Di Cristina Casella
Indizi, solo indizi. Questo è ciò che resta a seguito del compimento di un’azione delittuosa. Sempre più spesso e in molteplici casi. Soggetti indagati senza che nessun elemento ne convalidi l’effettiva presenza sulla scena del crimine, ipotetici agiti ricostruiti mediante supposizioni non provate.
Destini affidati a traballanti apporti testimoniali, come agli occhi talvolta dismessi delle telecamere. Cieli scandagliati al fine di ricostruire ogni singolo spostamento del sospetto, radiografando tutto ciò che gli appartiene. Scenari ove la prova scientifica continua ad essere la pedina mancante della scacchiera.
Com’è possibile commettere un crimine ed esimersi dal rilascio di impronte o tracce? Si può depistare, sistemando in maniera logica la sequenzialità degli eventi?
Affatto. Eppure anche la cronaca nostrana tende a mostrarci un profilo di offender sempre più abile nell’esecuzione e nel camuffamento di un crimine efferato. Basti pensare ad uno tra i casi più recenti di nera, l’omicidio di Elena Ceste. Finora nessuna prova tangibile è riuscita ad incastrare il marito, presunto esecutore materiale del delitto. Gli inquirenti sostengono che la donna sia stata strangolata e successivamente trasportata nei pressi del fiume Tanaro (ove poi ne sono stati rinvenuti i resti).
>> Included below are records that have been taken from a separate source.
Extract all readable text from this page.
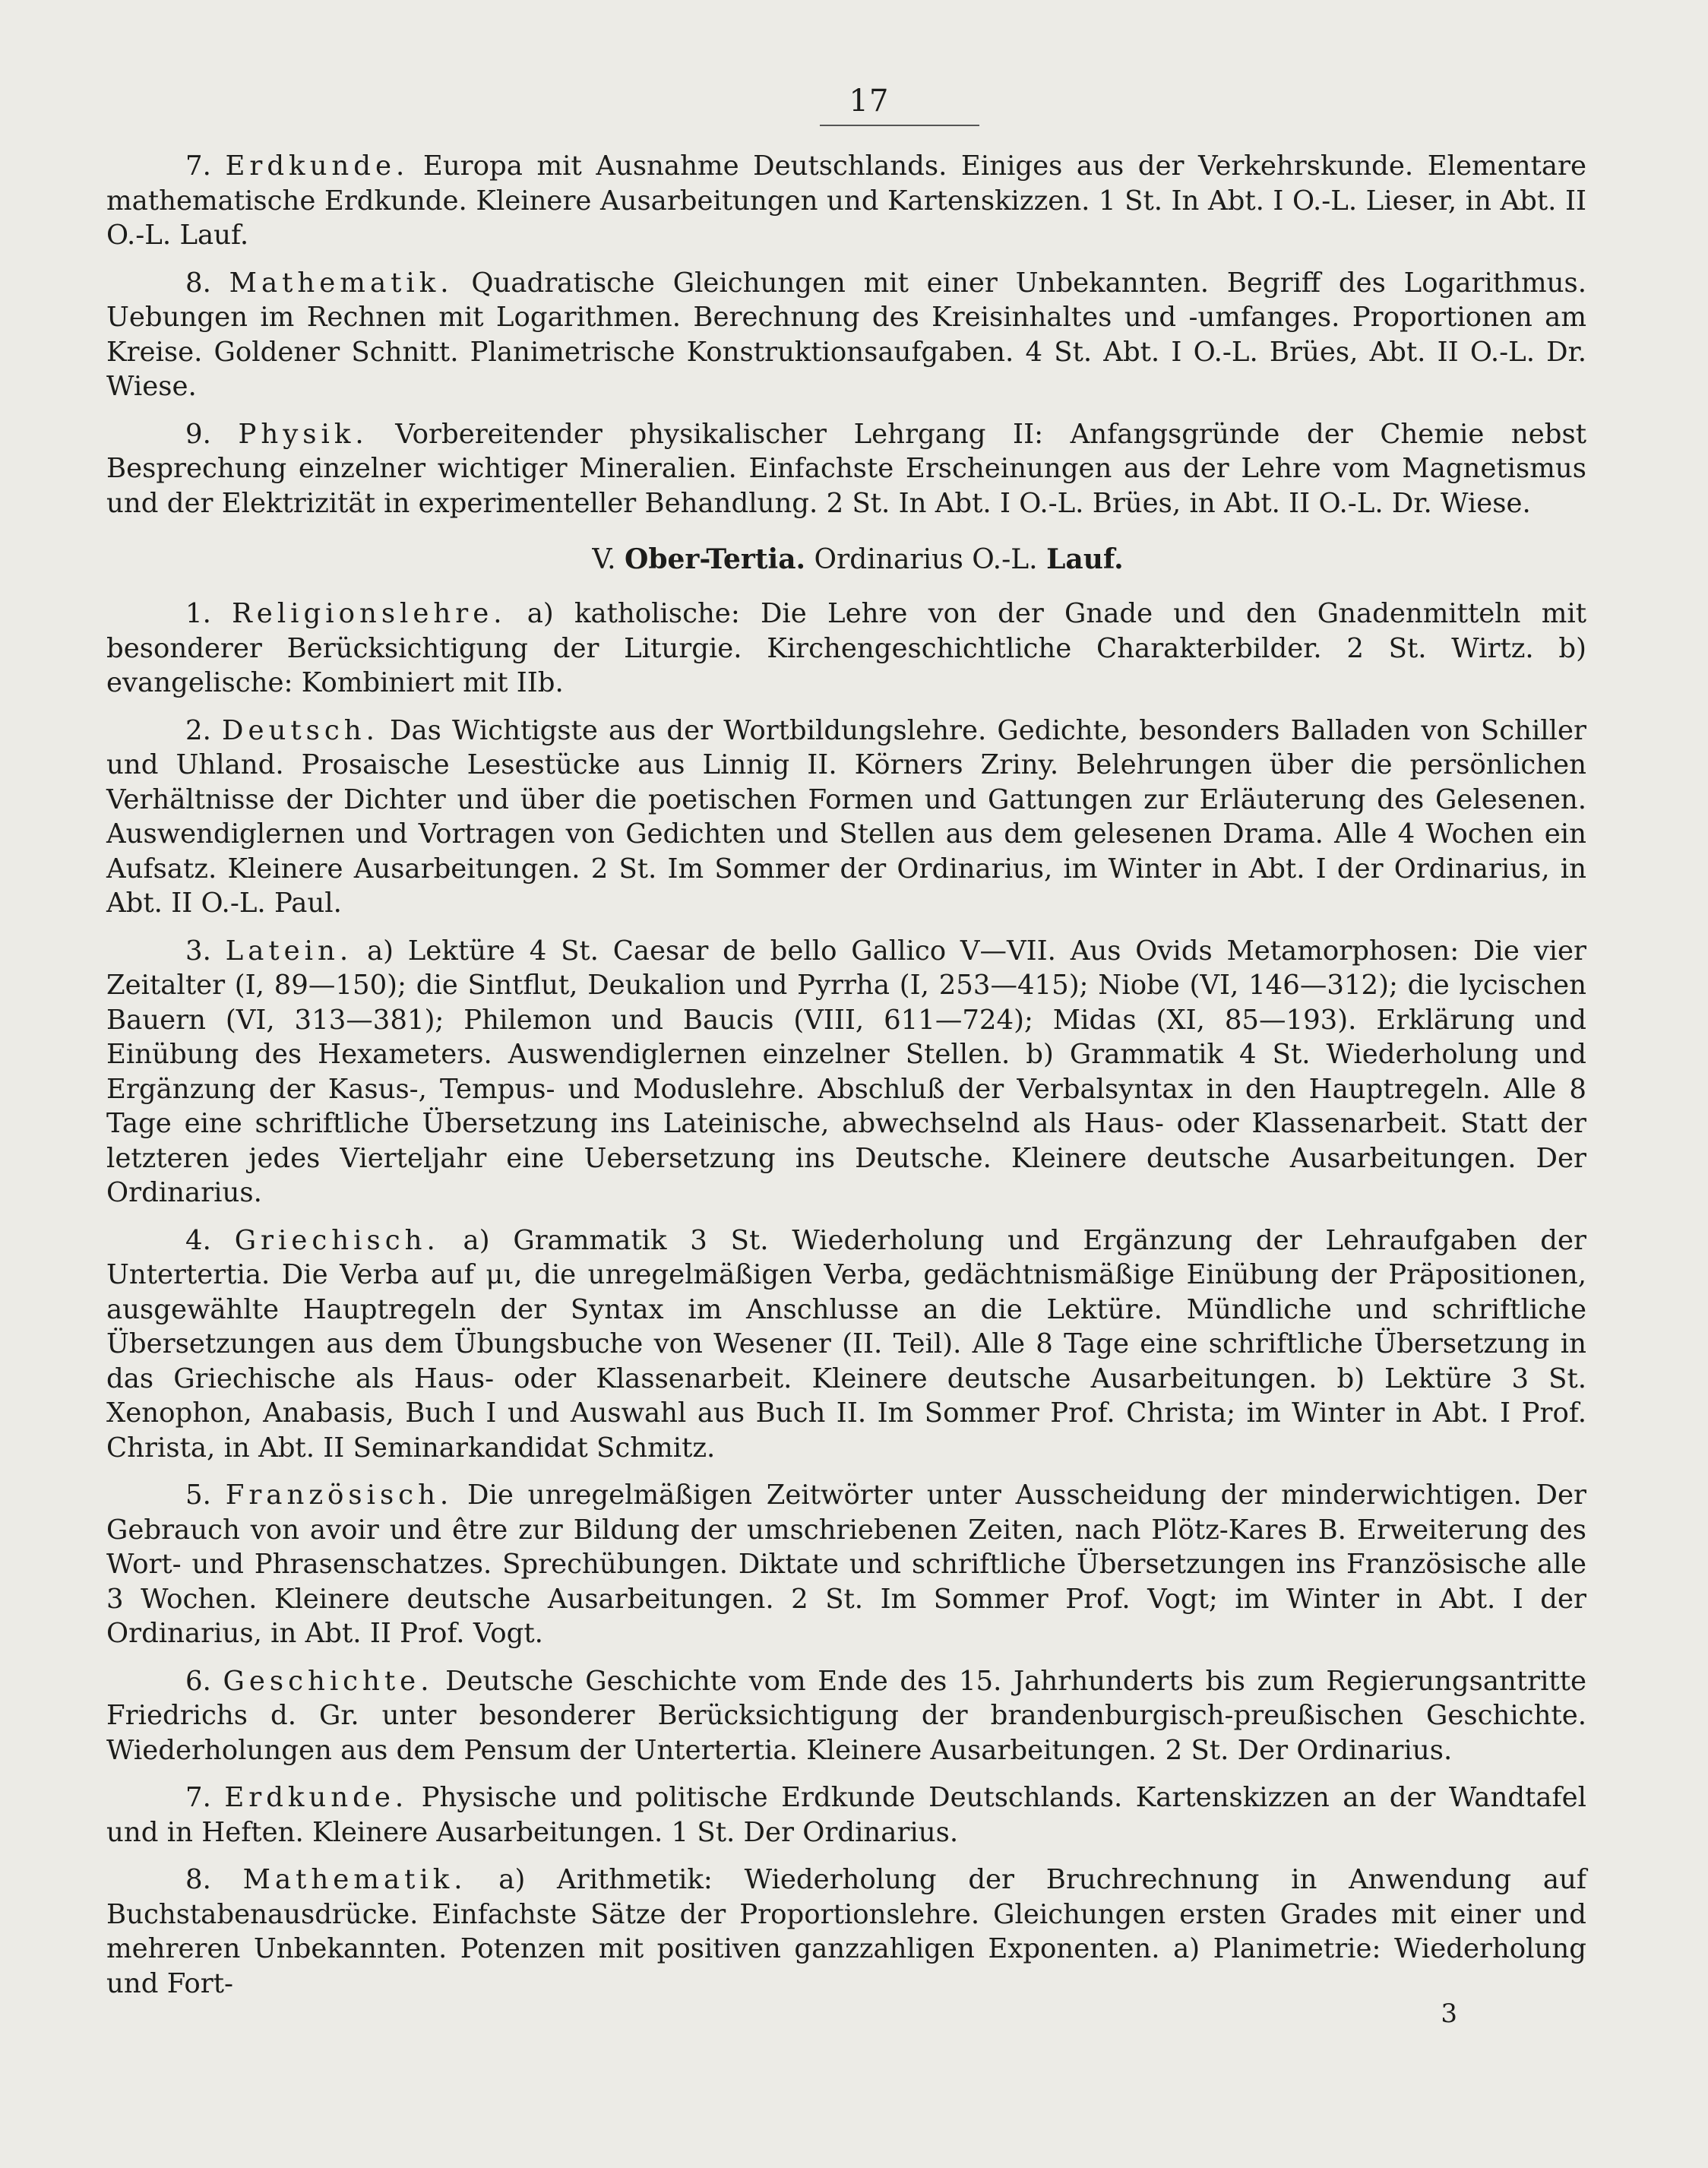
17

7. Erdkunde. Europa mit Ausnahme Deutschlands. Einiges aus der Verkehrskunde. Elementare mathematische Erdkunde. Kleinere Ausarbeitungen und Kartenskizzen. 1 St. In Abt. I O.-L. Lieser, in Abt. II O.-L. Lauf.

8. Mathematik. Quadratische Gleichungen mit einer Unbekannten. Begriff des Logarithmus. Uebungen im Rechnen mit Logarithmen. Berechnung des Kreisinhaltes und -umfanges. Proportionen am Kreise. Goldener Schnitt. Planimetrische Konstruktionsaufgaben. 4 St. Abt. I O.-L. Brües, Abt. II O.-L. Dr. Wiese.

9. Physik. Vorbereitender physikalischer Lehrgang II: Anfangsgründe der Chemie nebst Besprechung einzelner wichtiger Mineralien. Einfachste Erscheinungen aus der Lehre vom Magnetismus und der Elektrizität in experimenteller Behandlung. 2 St. In Abt. I O.-L. Brües, in Abt. II O.-L. Dr. Wiese.

V. Ober-Tertia. Ordinarius O.-L. Lauf.

1. Religionslehre. a) katholische: Die Lehre von der Gnade und den Gnadenmitteln mit besonderer Berücksichtigung der Liturgie. Kirchengeschichtliche Charakterbilder. 2 St. Wirtz. b) evangelische: Kombiniert mit IIb.

2. Deutsch. Das Wichtigste aus der Wortbildungslehre. Gedichte, besonders Balladen von Schiller und Uhland. Prosaische Lesestücke aus Linnig II. Körners Zriny. Belehrungen über die persönlichen Verhältnisse der Dichter und über die poetischen Formen und Gattungen zur Erläuterung des Gelesenen. Auswendiglernen und Vortragen von Gedichten und Stellen aus dem gelesenen Drama. Alle 4 Wochen ein Aufsatz. Kleinere Ausarbeitungen. 2 St. Im Sommer der Ordinarius, im Winter in Abt. I der Ordinarius, in Abt. II O.-L. Paul.

3. Latein. a) Lektüre 4 St. Caesar de bello Gallico V—VII. Aus Ovids Metamorphosen: Die vier Zeitalter (I, 89—150); die Sintflut, Deukalion und Pyrrha (I, 253—415); Niobe (VI, 146—312); die lycischen Bauern (VI, 313—381); Philemon und Baucis (VIII, 611—724); Midas (XI, 85—193). Erklärung und Einübung des Hexameters. Auswendiglernen einzelner Stellen. b) Grammatik 4 St. Wiederholung und Ergänzung der Kasus-, Tempus- und Moduslehre. Abschluß der Verbalsyntax in den Hauptregeln. Alle 8 Tage eine schriftliche Übersetzung ins Lateinische, abwechselnd als Haus- oder Klassenarbeit. Statt der letzteren jedes Vierteljahr eine Uebersetzung ins Deutsche. Kleinere deutsche Ausarbeitungen. Der Ordinarius.

4. Griechisch. a) Grammatik 3 St. Wiederholung und Ergänzung der Lehraufgaben der Untertertia. Die Verba auf μι, die unregelmäßigen Verba, gedächtnismäßige Einübung der Präpositionen, ausgewählte Hauptregeln der Syntax im Anschlusse an die Lektüre. Mündliche und schriftliche Übersetzungen aus dem Übungsbuche von Wesener (II. Teil). Alle 8 Tage eine schriftliche Übersetzung in das Griechische als Haus- oder Klassenarbeit. Kleinere deutsche Ausarbeitungen. b) Lektüre 3 St. Xenophon, Anabasis, Buch I und Auswahl aus Buch II. Im Sommer Prof. Christa; im Winter in Abt. I Prof. Christa, in Abt. II Seminarkandidat Schmitz.

5. Französisch. Die unregelmäßigen Zeitwörter unter Ausscheidung der minderwichtigen. Der Gebrauch von avoir und être zur Bildung der umschriebenen Zeiten, nach Plötz-Kares B. Erweiterung des Wort- und Phrasenschatzes. Sprechübungen. Diktate und schriftliche Übersetzungen ins Französische alle 3 Wochen. Kleinere deutsche Ausarbeitungen. 2 St. Im Sommer Prof. Vogt; im Winter in Abt. I der Ordinarius, in Abt. II Prof. Vogt.

6. Geschichte. Deutsche Geschichte vom Ende des 15. Jahrhunderts bis zum Regierungsantritte Friedrichs d. Gr. unter besonderer Berücksichtigung der brandenburgisch-preußischen Geschichte. Wiederholungen aus dem Pensum der Untertertia. Kleinere Ausarbeitungen. 2 St. Der Ordinarius.

7. Erdkunde. Physische und politische Erdkunde Deutschlands. Kartenskizzen an der Wandtafel und in Heften. Kleinere Ausarbeitungen. 1 St. Der Ordinarius.

8. Mathematik. a) Arithmetik: Wiederholung der Bruchrechnung in Anwendung auf Buchstabenausdrücke. Einfachste Sätze der Proportionslehre. Gleichungen ersten Grades mit einer und mehreren Unbekannten. Potenzen mit positiven ganzzahligen Exponenten. a) Planimetrie: Wiederholung und Fort-

3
Nessun riscontro sull’auto che, con molta probabilità, è stata utilizzata dall’uomo per dislocarne il corpo ormai esanime. Stessa sorte per quanto concerne l’abitazione della coppia. Nulla di nulla. Eppure chi ha ucciso Elena, forse, sapeva che l’acqua e il relativo processo di saponificazione cancellano ogni segno, rendendo altresì difficile identificare le reali cause del decesso.
Tale attuazione comportamentale potrebbe essere letta alla luce di un’accresciuta consapevolezza forense acquisita attraverso la fruizione mediatica, la quale nulla nasconde in merito ad investigazione e tecniche criminalistiche. Gli assassini, in pratica, stanno imparando dai media a trasgredire senza commettere troppi errori.
Questo è ciò che viene definito CSI effect, sulla scia della popolare serie televisiva americana. Il termine viene utilizzato per designare quel fenomeno per cui si nutrono aspettative irrealistiche nei confronti delle prove scientifiche e del metodo investigativo delle scienze forensi. La mediaticizzazione di specifici casi potrebbe influenzare un offender nel compimento dei suoi futuri comportamenti criminali.
Soprattutto nei casi seriali: l’accessibilità ai contenuti di riviste specializzate, di programmi televisivi e via dicendo, condurrebbe l’assassino ad operare una rivisitazione del suo modus operandi, limitandone o affinandone gli agiti.
Il comportamento violento, tra l’altro, viene appreso in base all’osservazione e all’imitazione di determinati modelli. Attraverso il processo imitativo il soggetto si appropria di insiemi articolati e complessi di conoscenza, evitando di assimilare quanto ha condotto ad esiti svantaggiosi. Tali assunti possono essere estesi anche all’attuazione di gravi azioni come l’omicidio, poiché il comportamento criminale non è ereditario, ma affonda le sue radici nella ripetitività esperienziale. Eludere le conseguenze di un evento delittuoso, dunque, costituisce un processo prettamente cumulativo.
Tuttavia, scartando la teoria dell’apprendimento indotto, è possibile che tale rinnovata abilità sia semplicemente frutto del background del reo, il quale, avendo già sperimentato determinate situazioni, ha “migliorato” la gestione delle sue azioni criminali.